Orc's simplest combinator is |, the parallel combinator. Execution of the complex expression F | G, where F and G are Orc expressions, executes F and G concurrently. Whenever a value is published during the execution of F or G, the execution of F | G publishes that value. Note the publications of F and G are interleaved arbitrarily.

{- Publish 1 and 2 in parallel -}  

1 | 1+1

{-
OUTPUT:PERMUTABLE
1
2
-}

The brackets {- -} enclose comments, which are present only for documentation and are ignored by the compiler.

Now that we have expressions which publish multiple values, what can we do with those publications? The sequential combinator, written F >x> G, combines the expression F, which may publish some values, with another expression G, which will use the values as they are published; the variable x transmits the values from F to G.

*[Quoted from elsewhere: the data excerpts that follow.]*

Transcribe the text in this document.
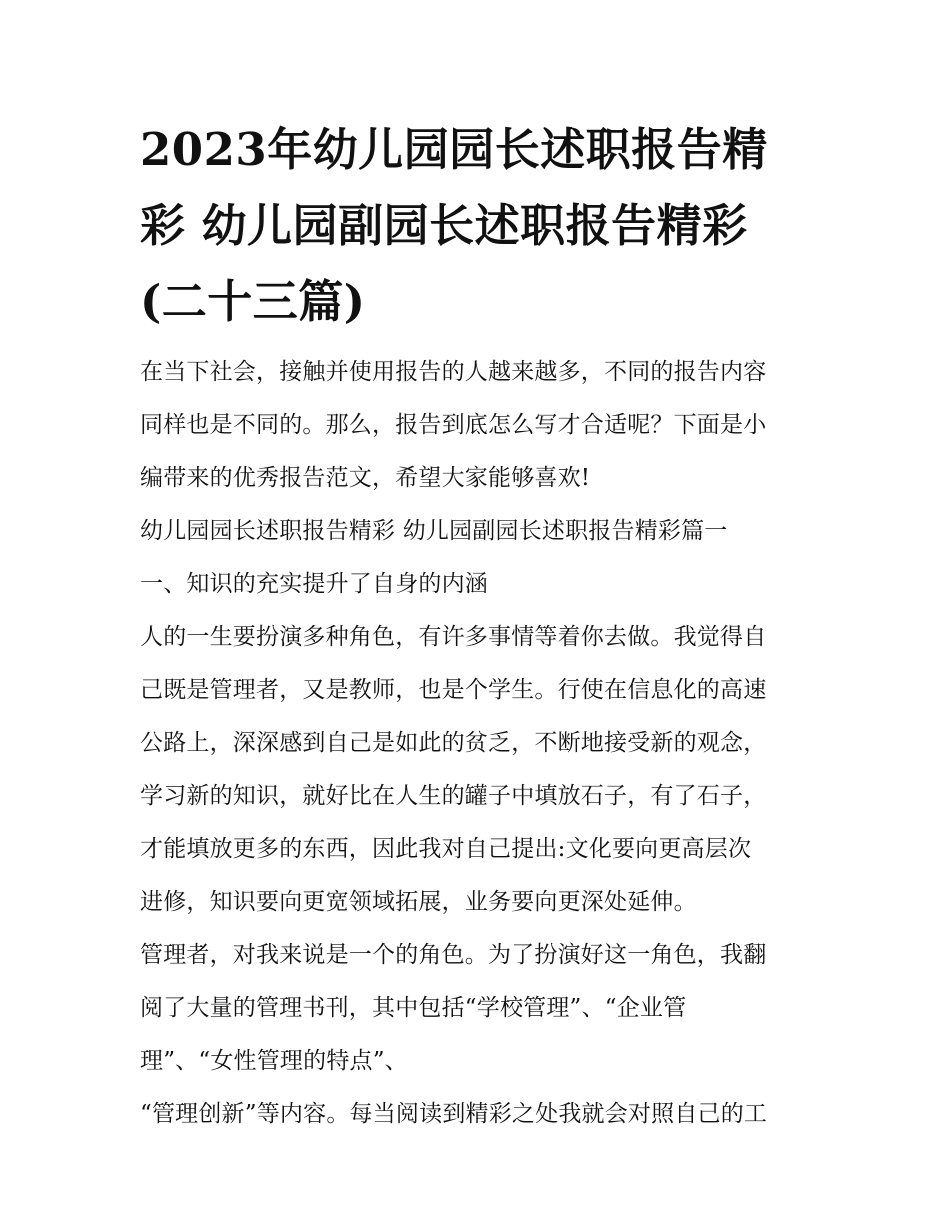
2023年幼儿园园长述职报告精
彩 幼儿园副园长述职报告精彩
(二十三篇)

在当下社会，接触并使用报告的人越来越多，不同的报告内容
同样也是不同的。那么，报告到底怎么写才合适呢？下面是小
编带来的优秀报告范文，希望大家能够喜欢!

幼儿园园长述职报告精彩 幼儿园副园长述职报告精彩篇一

一、知识的充实提升了自身的内涵

人的一生要扮演多种角色，有许多事情等着你去做。我觉得自
己既是管理者，又是教师，也是个学生。行使在信息化的高速
公路上，深深感到自己是如此的贫乏，不断地接受新的观念，
学习新的知识，就好比在人生的罐子中填放石子，有了石子，
才能填放更多的东西，因此我对自己提出:文化要向更高层次
进修，知识要向更宽领域拓展，业务要向更深处延伸。

管理者，对我来说是一个的角色。为了扮演好这一角色，我翻
阅了大量的管理书刊，其中包括“学校管理”、“企业管
理”、“女性管理的特点”、
“管理创新”等内容。每当阅读到精彩之处我就会对照自己的工
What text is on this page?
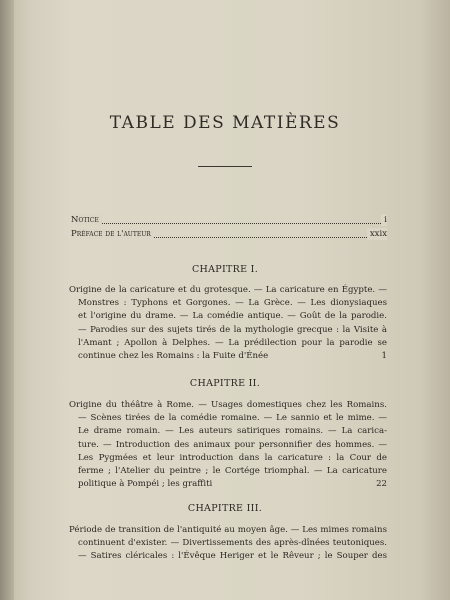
TABLE DES MATIÈRES
Notice	i
Préface de l'auteur	xxix
CHAPITRE I.
Origine de la caricature et du grotesque. — La caricature en Égypte. —
Monstres : Typhons et Gorgones. — La Grèce. — Les dionysiaques
et l'origine du drame. — La comédie antique. — Goût de la parodie.
— Parodies sur des sujets tirés de la mythologie grecque : la Visite à
l'Amant ; Apollon à Delphes. — La prédilection pour la parodie se
continue chez les Romains : la Fuite d'Énée	1
CHAPITRE II.
Origine du théâtre à Rome. — Usages domestiques chez les Romains.
— Scènes tirées de la comédie romaine. — Le sannio et le mime. —
Le drame romain. — Les auteurs satiriques romains. — La carica-
ture. — Introduction des animaux pour personnifier des hommes. —
Les Pygmées et leur introduction dans la caricature : la Cour de
ferme ; l'Atelier du peintre ; le Cortége triomphal. — La caricature
politique à Pompéi ; les graffiti	22
CHAPITRE III.
Période de transition de l'antiquité au moyen âge. — Les mimes romains
continuent d'exister. — Divertissements des après-dînées teutoniques.
— Satires cléricales : l'Évêque Heriger et le Rêveur ; le Souper des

The execution of F >x> G starts by executing F. Whenever F publishes a value, a new execution of G begins in parallel with F (and with other executions of G). In that instance of G, variable x is bound to the value published by F. Values published by the executions of G are published by the whole expression, but the values published by F are not published by the whole expression; they are consumed by the variable binding.

{- Publish 1 and 2 in parallel -}
  
(0 | 1) >n> n+1

{-
OUTPUT:PERMUTABLE
1
2
-}

{- Publish 3 and 4 in parallel -}
  
2 >n> (n+1 | n+2)

{-
OUTPUT:PERMUTABLE
3
4
-}

{- Publish 5 -}
  
2 >x> 3 >y> x+y

{-
OUTPUT:
5
-}

The sequential combinator may also be written without a variable, as in F >> G. This has the same behavior, except that no variable name is given to the values published by F. When F publishes only one value, this is similar to a sequential execution in an imperative language. For example, suppose we want to print three messages in sequence:

{- Print three messages in sequence -}

Println("Yes") >>
Println("We") >>
Println("Can") >>
stop

{-
OUTPUT:PERMUTABLE
Yes
We
Can
-} 

The simple expression stop does nothing and halts immediately. In conjunction with >> , it can be used to ignore unneeded publications, such as the signal that would be published by Println("Can").

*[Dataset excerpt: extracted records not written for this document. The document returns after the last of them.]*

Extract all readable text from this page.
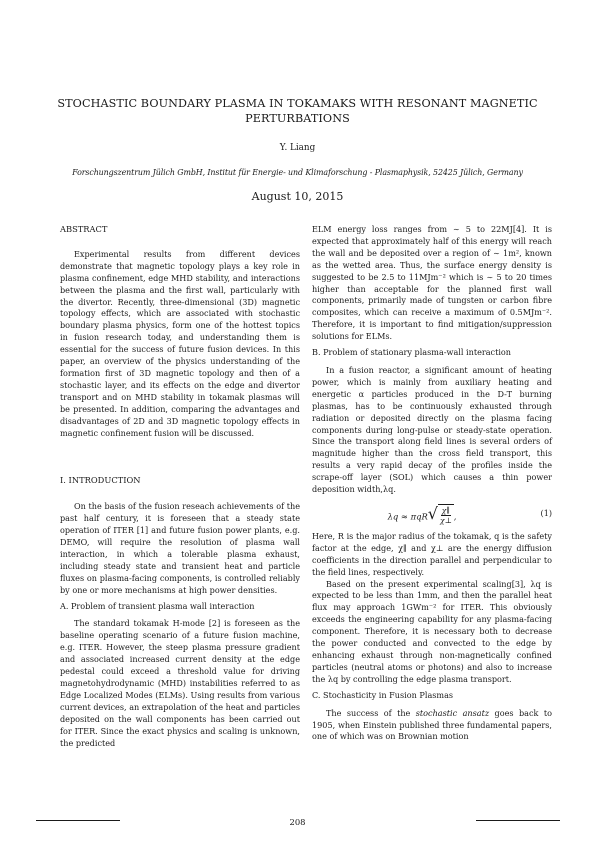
STOCHASTIC BOUNDARY PLASMA IN TOKAMAKS WITH RESONANT MAGNETIC PERTURBATIONS
Y. Liang
Forschungszentrum Jülich GmbH, Institut für Energie- und Klimaforschung - Plasmaphysik, 52425 Jülich, Germany
August 10, 2015

ABSTRACT

Experimental results from different devices demonstrate that magnetic topology plays a key role in plasma confinement, edge MHD stability, and interactions between the plasma and the first wall, particularly with the divertor. Recently, three-dimensional (3D) magnetic topology effects, which are associated with stochastic boundary plasma physics, form one of the hottest topics in fusion research today, and understanding them is essential for the success of future fusion devices. In this paper, an overview of the physics understanding of the formation first of 3D magnetic topology and then of a stochastic layer, and its effects on the edge and divertor transport and on MHD stability in tokamak plasmas will be presented. In addition, comparing the advantages and disadvantages of 2D and 3D magnetic topology effects in magnetic confinement fusion will be discussed.

I. INTRODUCTION

On the basis of the fusion reseach achievements of the past half century, it is foreseen that a steady state operation of ITER [1] and future fusion power plants, e.g. DEMO, will require the resolution of plasma wall interaction, in which a tolerable plasma exhaust, including steady state and transient heat and particle fluxes on plasma-facing components, is controlled reliably by one or more mechanisms at high power densities.

A. Problem of transient plasma wall interaction

The standard tokamak H-mode [2] is foreseen as the baseline operating scenario of a future fusion machine, e.g. ITER. However, the steep plasma pressure gradient and associated increased current density at the edge pedestal could exceed a threshold value for driving magnetohydrodynamic (MHD) instabilities referred to as Edge Localized Modes (ELMs). Using results from various current devices, an extrapolation of the heat and particles deposited on the wall components has been carried out for ITER. Since the exact physics and scaling is unknown, the predicted

ELM energy loss ranges from ∼ 5 to 22MJ[4]. It is expected that approximately half of this energy will reach the wall and be deposited over a region of ∼ 1m², known as the wetted area. Thus, the surface energy density is suggested to be 2.5 to 11MJm⁻² which is ∼ 5 to 20 times higher than acceptable for the planned first wall components, primarily made of tungsten or carbon fibre composites, which can receive a maximum of 0.5MJm⁻². Therefore, it is important to find mitigation/suppression solutions for ELMs.

B. Problem of stationary plasma-wall interaction

In a fusion reactor, a significant amount of heating power, which is mainly from auxiliary heating and energetic α particles produced in the D-T burning plasmas, has to be continuously exhausted through radiation or deposited directly on the plasma facing components during long-pulse or steady-state operation. Since the transport along field lines is several orders of magnitude higher than the cross field transport, this results a very rapid decay of the profiles inside the scrape-off layer (SOL) which causes a thin power deposition width,λq.

λq ≈ πqR √ $\frac{\chi\parallel}{\chi\perp}$ ,	(1)

Here, R is the major radius of the tokamak, q is the safety factor at the edge, χ∥ and χ⊥ are the energy diffusion coefficients in the direction parallel and perpendicular to the field lines, respectively.

Based on the present experimental scaling[3], λq is expected to be less than 1mm, and then the parallel heat flux may approach 1GWm⁻² for ITER. This obviously exceeds the engineering capability for any plasma-facing component. Therefore, it is necessary both to decrease the power conducted and convected to the edge by enhancing exhaust through non-magnetically confined particles (neutral atoms or photons) and also to increase the λq by controlling the edge plasma transport.

C. Stochasticity in Fusion Plasmas

The success of the stochastic ansatz goes back to 1905, when Einstein published three fundamental papers, one of which was on Brownian motion

208
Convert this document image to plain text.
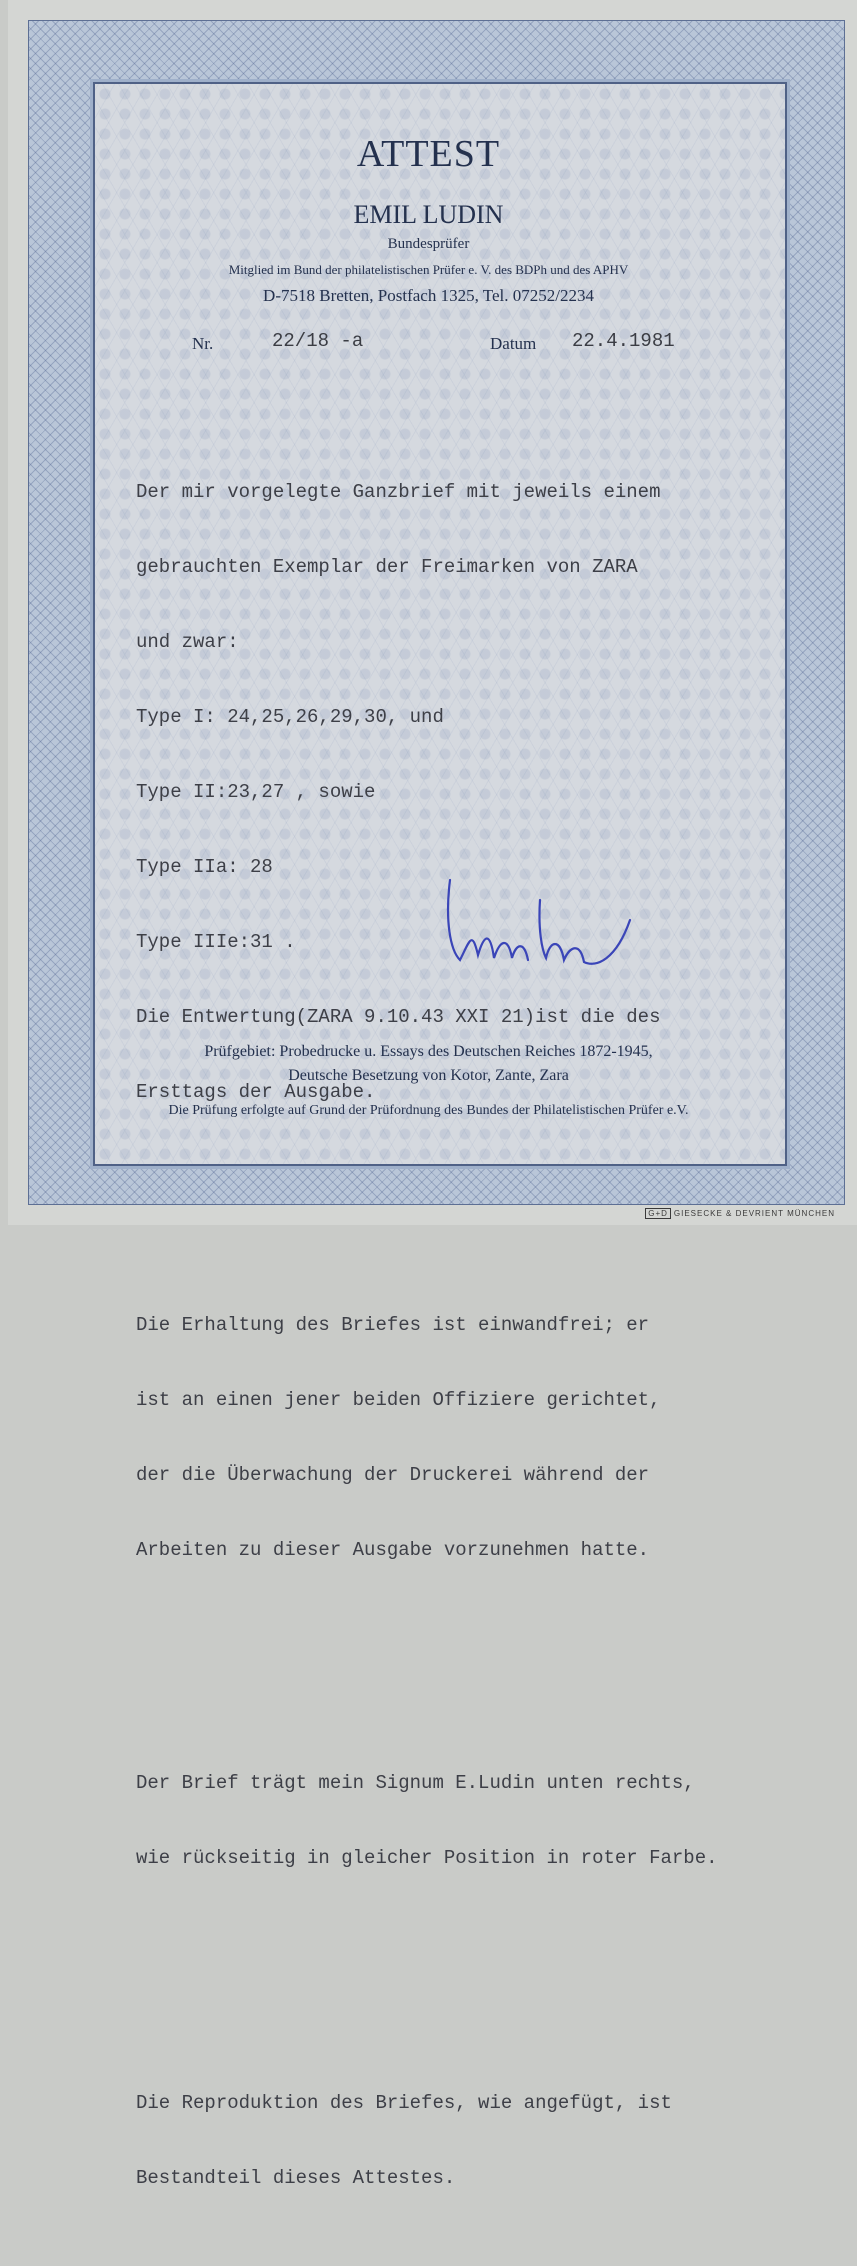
ATTEST
EMIL LUDIN
Bundesprüfer
Mitglied im Bund der philatelistischen Prüfer e. V. des BDPh und des APHV
D-7518 Bretten, Postfach 1325, Tel. 07252/2234
Nr.	22/18 -a	Datum 22.4.1981

Der mir vorgelegte Ganzbrief mit jeweils einem

gebrauchten Exemplar der Freimarken von ZARA

und zwar:

Type I: 24,25,26,29,30, und

Type II:23,27 , sowie

Type IIa: 28

Type IIIe:31 .

Die Entwertung(ZARA 9.10.43 XXI 21)ist die des

Ersttags der Ausgabe.

Die Erhaltung des Briefes ist einwandfrei; er

ist an einen jener beiden Offiziere gerichtet,

der die Überwachung der Druckerei während der

Arbeiten zu dieser Ausgabe vorzunehmen hatte.

Der Brief trägt mein Signum E.Ludin unten rechts,

wie rückseitig in gleicher Position in roter Farbe.

Die Reproduktion des Briefes, wie angefügt, ist

Bestandteil dieses Attestes.

Prüfgebiet: Probedrucke u. Essays des Deutschen Reiches 1872-1945,
Deutsche Besetzung von Kotor, Zante, Zara
Die Prüfung erfolgte auf Grund der Prüfordnung des Bundes der Philatelistischen Prüfer e.V.
G+D GIESECKE & DEVRIENT MÜNCHEN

The pruning combinator, written F <x< G, allows us to block a computation waiting for a result, or terminate a computation. The execution of F <x< G starts by executing F and G in parallel. Whenever F publishes a value, that value is published by the entire execution. When G publishes its first value, that value is bound to x in F, and then the execution of G is immediately killed. A killed expression cannot make any more site calls or publish any values.

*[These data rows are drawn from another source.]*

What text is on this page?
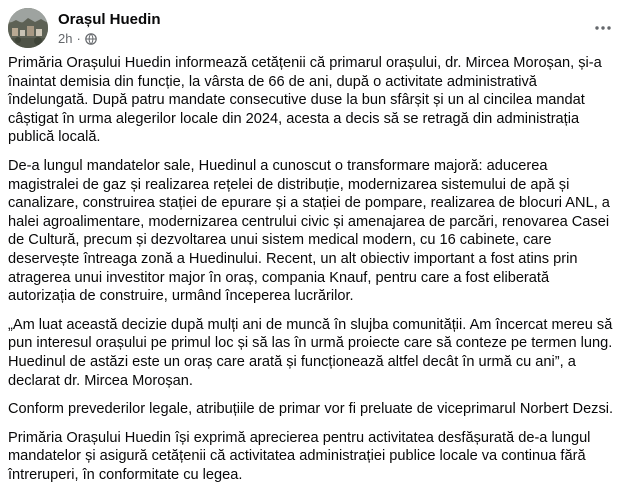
Orașul Huedin
2h ·

Primăria Orașului Huedin informează cetățenii că primarul orașului, dr. Mircea Moroșan, și-a înaintat demisia din funcție, la vârsta de 66 de ani, după o activitate administrativă îndelungată. După patru mandate consecutive duse la bun sfârșit și un al cincilea mandat câștigat în urma alegerilor locale din 2024, acesta a decis să se retragă din administrația publică locală.

De-a lungul mandatelor sale, Huedinul a cunoscut o transformare majoră: aducerea magistralei de gaz și realizarea rețelei de distribuție, modernizarea sistemului de apă și canalizare, construirea stației de epurare și a stației de pompare, realizarea de blocuri ANL, a halei agroalimentare, modernizarea centrului civic și amenajarea de parcări, renovarea Casei de Cultură, precum și dezvoltarea unui sistem medical modern, cu 16 cabinete, care deservește întreaga zonă a Huedinului. Recent, un alt obiectiv important a fost atins prin atragerea unui investitor major în oraș, compania Knauf, pentru care a fost eliberată autorizația de construire, urmând începerea lucrărilor.

„Am luat această decizie după mulți ani de muncă în slujba comunității. Am încercat mereu să pun interesul orașului pe primul loc și să las în urmă proiecte care să conteze pe termen lung. Huedinul de astăzi este un oraș care arată și funcționează altfel decât în urmă cu ani”, a declarat dr. Mircea Moroșan.

Conform prevederilor legale, atribuțiile de primar vor fi preluate de viceprimarul Norbert Dezsi.

Primăria Orașului Huedin își exprimă aprecierea pentru activitatea desfășurată de-a lungul mandatelor și asigură cetățenii că activitatea administrației publice locale va continua fără întreruperi, în conformitate cu legea.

During the execution of F, any part of the execution that depends on x will be blocked until x is bound. If G never publishes a value, parts of F may be blocked forever.

{- Publish either 5 or 6, but not both -}

x+2 <x< (3 | 4)

{-
OUTPUT:
5
-}
{-
OUTPUT:
6
-}

Though a terminated execution may not make any new calls, the calls that it has already made will continue normally; their responses are simply ignored. This may have surprising consequences when a call has side effects, as in the following example.

{- This example might actually print both "uh" and "oh" to the
   console, regardless of which call responds first. -}

stop <x< Println("uh") | Println("oh")

{-
OUTPUT:PERMUTABLE
uh
oh
-}
{-
OUTPUT:
uh
-}
{-
OUTPUT:
oh
-}

Both of the Println calls could be initiated before either one of them publishes a value and terminates the expression. Once the expression is terminated, no new calls occur, but the other Println call still proceeds and still has the effect of printing its message to the console.

Orc's fourth concurrency combinator, the otherwise combinator, is written F ; G. The execution of F ; G proceeds as follows. First, F is executed. If F halts, and has not published any values, then G executes. If F did publish one or more values, then G is ignored.